Auch das ist ein Merkmal von Mobbing, das unbemerkte Andauern. Wo Gewalt gegenüber einer Person - oft sehr subtil und leise - über einen langen Zeitraum hin ausgeübt wird, und das System das irgendwann fast als Normalität einbaut, sprechen wir eben von Mobbing. Dabei bedeutet das nicht, dass die Gewalt von allen im System beteiligten Personen akzeptiert wird. Vor solchen pauschalen Vermutungen müssen etwa auch Lehrpersonen geschützt werden, denn das Phänomen Mobbing ist deswegen so wirksam, weil es eben oft sehr versteckt geschieht.
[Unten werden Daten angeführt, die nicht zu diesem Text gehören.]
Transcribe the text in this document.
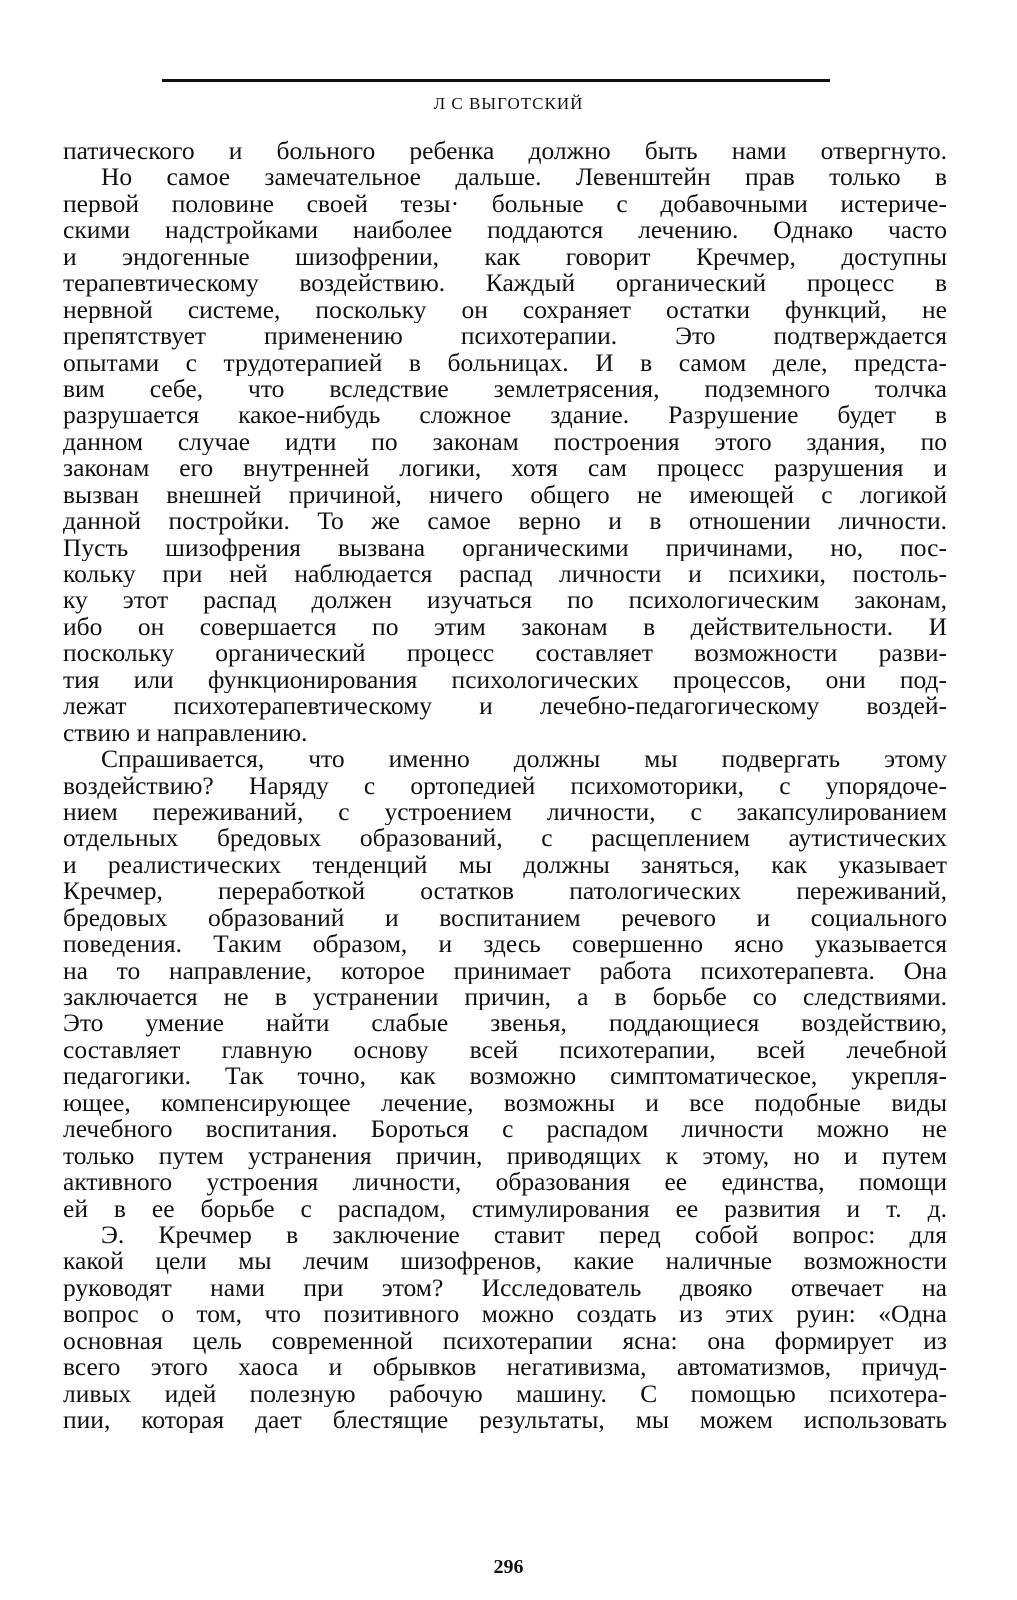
Л С ВЫГОТСКИЙ
патического и больного ребенка должно быть нами отвергнуто.
Но самое замечательное дальше. Левенштейн прав только в
первой половине своей тезы· больные с добавочными истериче-
скими надстройками наиболее поддаются лечению. Однако часто
и эндогенные шизофрении, как говорит Кречмер, доступны
терапевтическому воздействию. Каждый органический процесс в
нервной системе, поскольку он сохраняет остатки функций, не
препятствует применению психотерапии. Это подтверждается
опытами с трудотерапией в больницах. И в самом деле, предста-
вим себе, что вследствие землетрясения, подземного толчка
разрушается какое-нибудь сложное здание. Разрушение будет в
данном случае идти по законам построения этого здания, по
законам его внутренней логики, хотя сам процесс разрушения и
вызван внешней причиной, ничего общего не имеющей с логикой
данной постройки. То же самое верно и в отношении личности.
Пусть шизофрения вызвана органическими причинами, но, пос-
кольку при ней наблюдается распад личности и психики, постоль-
ку этот распад должен изучаться по психологическим законам,
ибо он совершается по этим законам в действительности. И
поскольку органический процесс составляет возможности разви-
тия или функционирования психологических процессов, они под-
лежат психотерапевтическому и лечебно-педагогическому воздей-
ствию и направлению.
Спрашивается, что именно должны мы подвергать этому
воздействию? Наряду с ортопедией психомоторики, с упорядоче-
нием переживаний, с устроением личности, с закапсулированием
отдельных бредовых образований, с расщеплением аутистических
и реалистических тенденций мы должны заняться, как указывает
Кречмер, переработкой остатков патологических переживаний,
бредовых образований и воспитанием речевого и социального
поведения. Таким образом, и здесь совершенно ясно указывается
на то направление, которое принимает работа психотерапевта. Она
заключается не в устранении причин, а в борьбе со следствиями.
Это умение найти слабые звенья, поддающиеся воздействию,
составляет главную основу всей психотерапии, всей лечебной
педагогики. Так точно, как возможно симптоматическое, укрепля-
ющее, компенсирующее лечение, возможны и все подобные виды
лечебного воспитания. Бороться с распадом личности можно не
только путем устранения причин, приводящих к этому, но и путем
активного устроения личности, образования ее единства, помощи
ей в ее борьбе с распадом, стимулирования ее развития и т. д.
Э. Кречмер в заключение ставит перед собой вопрос: для
какой цели мы лечим шизофренов, какие наличные возможности
руководят нами при этом? Исследователь двояко отвечает на
вопрос о том, что позитивного можно создать из этих руин: «Одна
основная цель современной психотерапии ясна: она формирует из
всего этого хаоса и обрывков негативизма, автоматизмов, причуд-
ливых идей полезную рабочую машину. С помощью психотера-
пии, которая дает блестящие результаты, мы можем использовать
296
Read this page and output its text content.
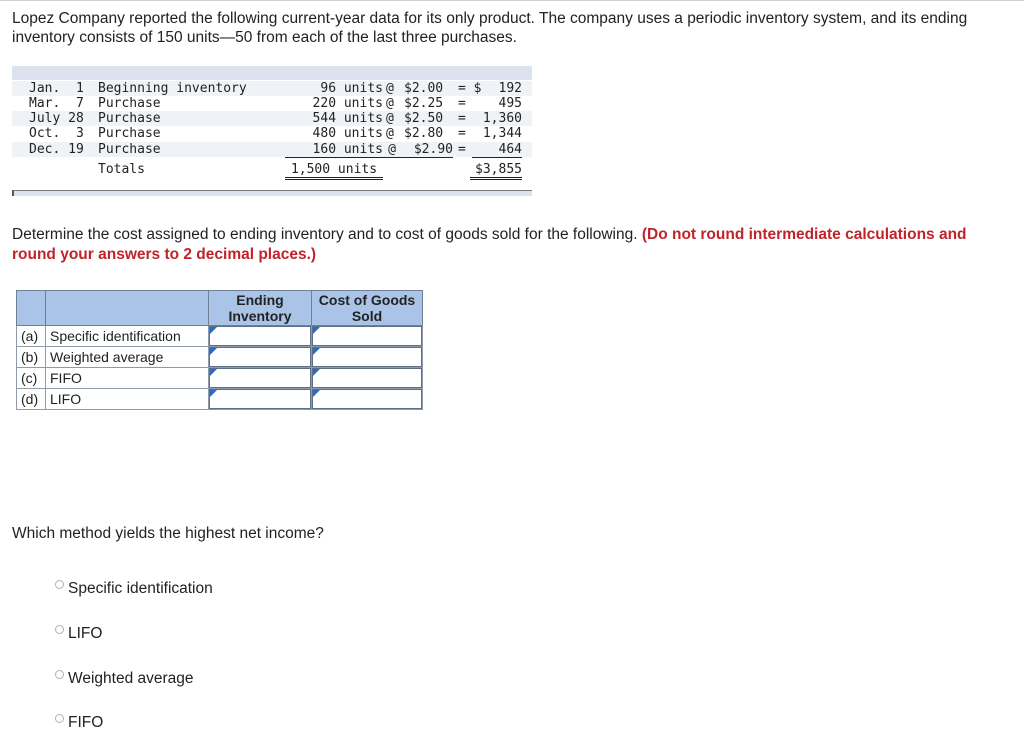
Lopez Company reported the following current-year data for its only product. The company uses a periodic inventory system, and its ending inventory consists of 150 units—50 from each of the last three purchases.
Jan.  1 Beginning inventory	96 units @ $2.00 = $	192
Mar.  7 Purchase	220 units @ $2.25 =	495
July 28 Purchase	544 units @ $2.50 = 1,360
Oct.  3 Purchase	480 units @ $2.80 = 1,344
Dec. 19 Purchase	160 units @	$2.90 =	464
Totals	1,500 units	$3,855
Determine the cost assigned to ending inventory and to cost of goods sold for the following. (Do not round intermediate calculations and round your answers to 2 decimal places.)
		Ending Inventory	Cost of Goods Sold
(a)	Specific identification	

(b)	Weighted average	

(c)	FIFO	

(d)	LIFO	

Which method yields the highest net income?
Specific identification
LIFO
Weighted average
FIFO
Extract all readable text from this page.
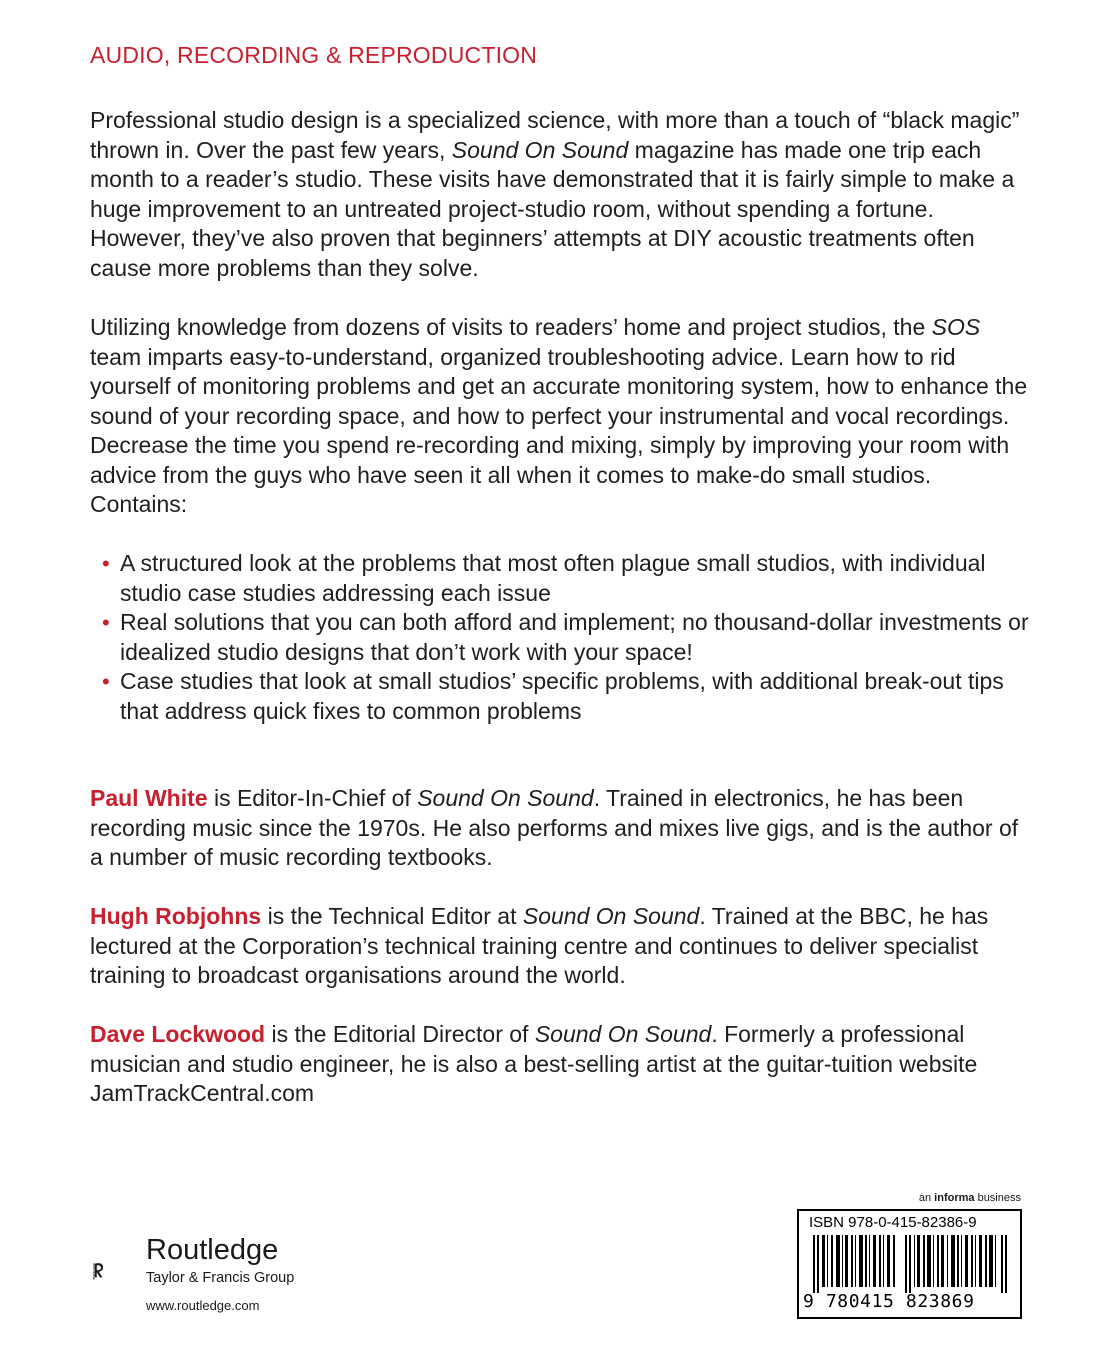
AUDIO, RECORDING & REPRODUCTION

Professional studio design is a specialized science, with more than a touch of “black magic” thrown in. Over the past few years, Sound On Sound magazine has made one trip each month to a reader’s studio. These visits have demonstrated that it is fairly simple to make a huge improvement to an untreated project-studio room, without spending a fortune. However, they’ve also proven that beginners’ attempts at DIY acoustic treatments often cause more problems than they solve.

Utilizing knowledge from dozens of visits to readers’ home and project studios, the SOS team imparts easy-to-understand, organized troubleshooting advice. Learn how to rid yourself of monitoring problems and get an accurate monitoring system, how to enhance the sound of your recording space, and how to perfect your instrumental and vocal recordings. Decrease the time you spend re-recording and mixing, simply by improving your room with advice from the guys who have seen it all when it comes to make-do small studios. Contains:

• A structured look at the problems that most often plague small studios, with individual studio case studies addressing each issue
• Real solutions that you can both afford and implement; no thousand-dollar investments or idealized studio designs that don’t work with your space!
• Case studies that look at small studios’ specific problems, with additional break-out tips that address quick fixes to common problems

Paul White is Editor-In-Chief of Sound On Sound. Trained in electronics, he has been recording music since the 1970s. He also performs and mixes live gigs, and is the author of a number of music recording textbooks.

Hugh Robjohns is the Technical Editor at Sound On Sound. Trained at the BBC, he has lectured at the Corporation’s technical training centre and continues to deliver specialist training to broadcast organisations around the world.

Dave Lockwood is the Editorial Director of Sound On Sound. Formerly a professional musician and studio engineer, he is also a best-selling artist at the guitar-tuition website JamTrackCentral.com

ROUTLEDGE
Routledge
Taylor & Francis Group
www.routledge.com
an informa business
ISBN 978-0-415-82386-9
9 780415 823869
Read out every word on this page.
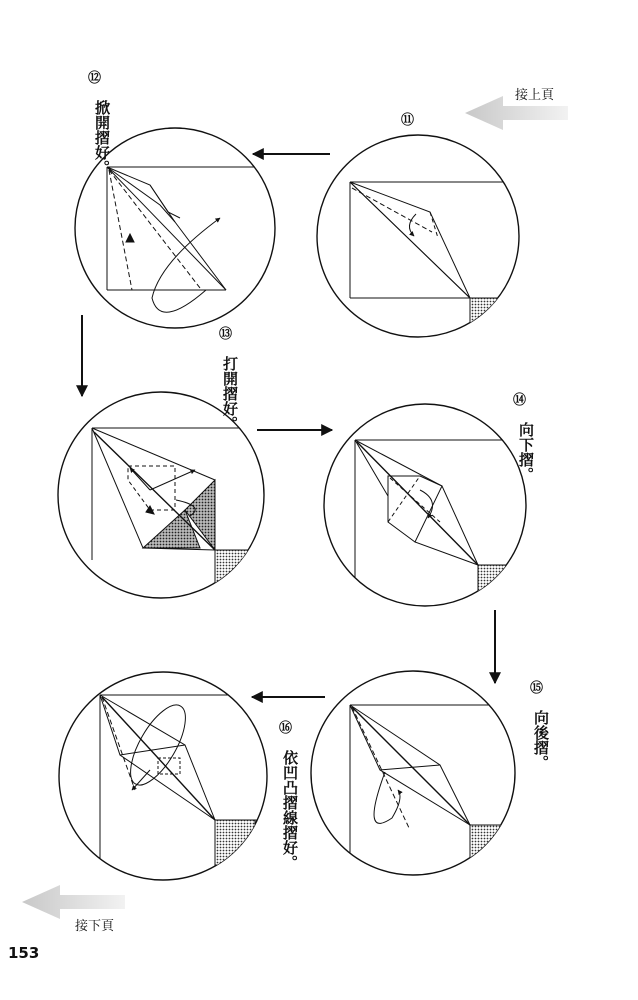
接上頁
⑪
⑫
掀開摺好。
⑬
打開摺好。	⑭
向下摺。
⑮
向後摺。
⑯
依凹凸摺線摺好。
接下頁
153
Es sind auch nicht immer die aggressiven Rüpel, die mobben, sondern Kinder und Jugendliche, aber auch Erwachsene, die vor Autoritätspersonen durchaus sympathisch und angenehm auftreten, die sich von ihrer besten Seite zeigen und denen man das überhaupt nicht zutraut. Gerade deshalb ist der erste Schritt bei Verdacht auf Mobbing, dass die Gruppenleiter - etwa die Lehrpersonen -  "die Antennen schärfen" in Bezug auf die Gruppendynamik und die verschiedenen Positionen aller Akteure. Und in einer Mobbing-Dynamik sind immer alle beteiligt. Zum Beispiel auch die Wegschauer, die Mitläufer, und die möglichen Unterstützer des Opfers, die sich bisher noch nicht aktivieren konnten.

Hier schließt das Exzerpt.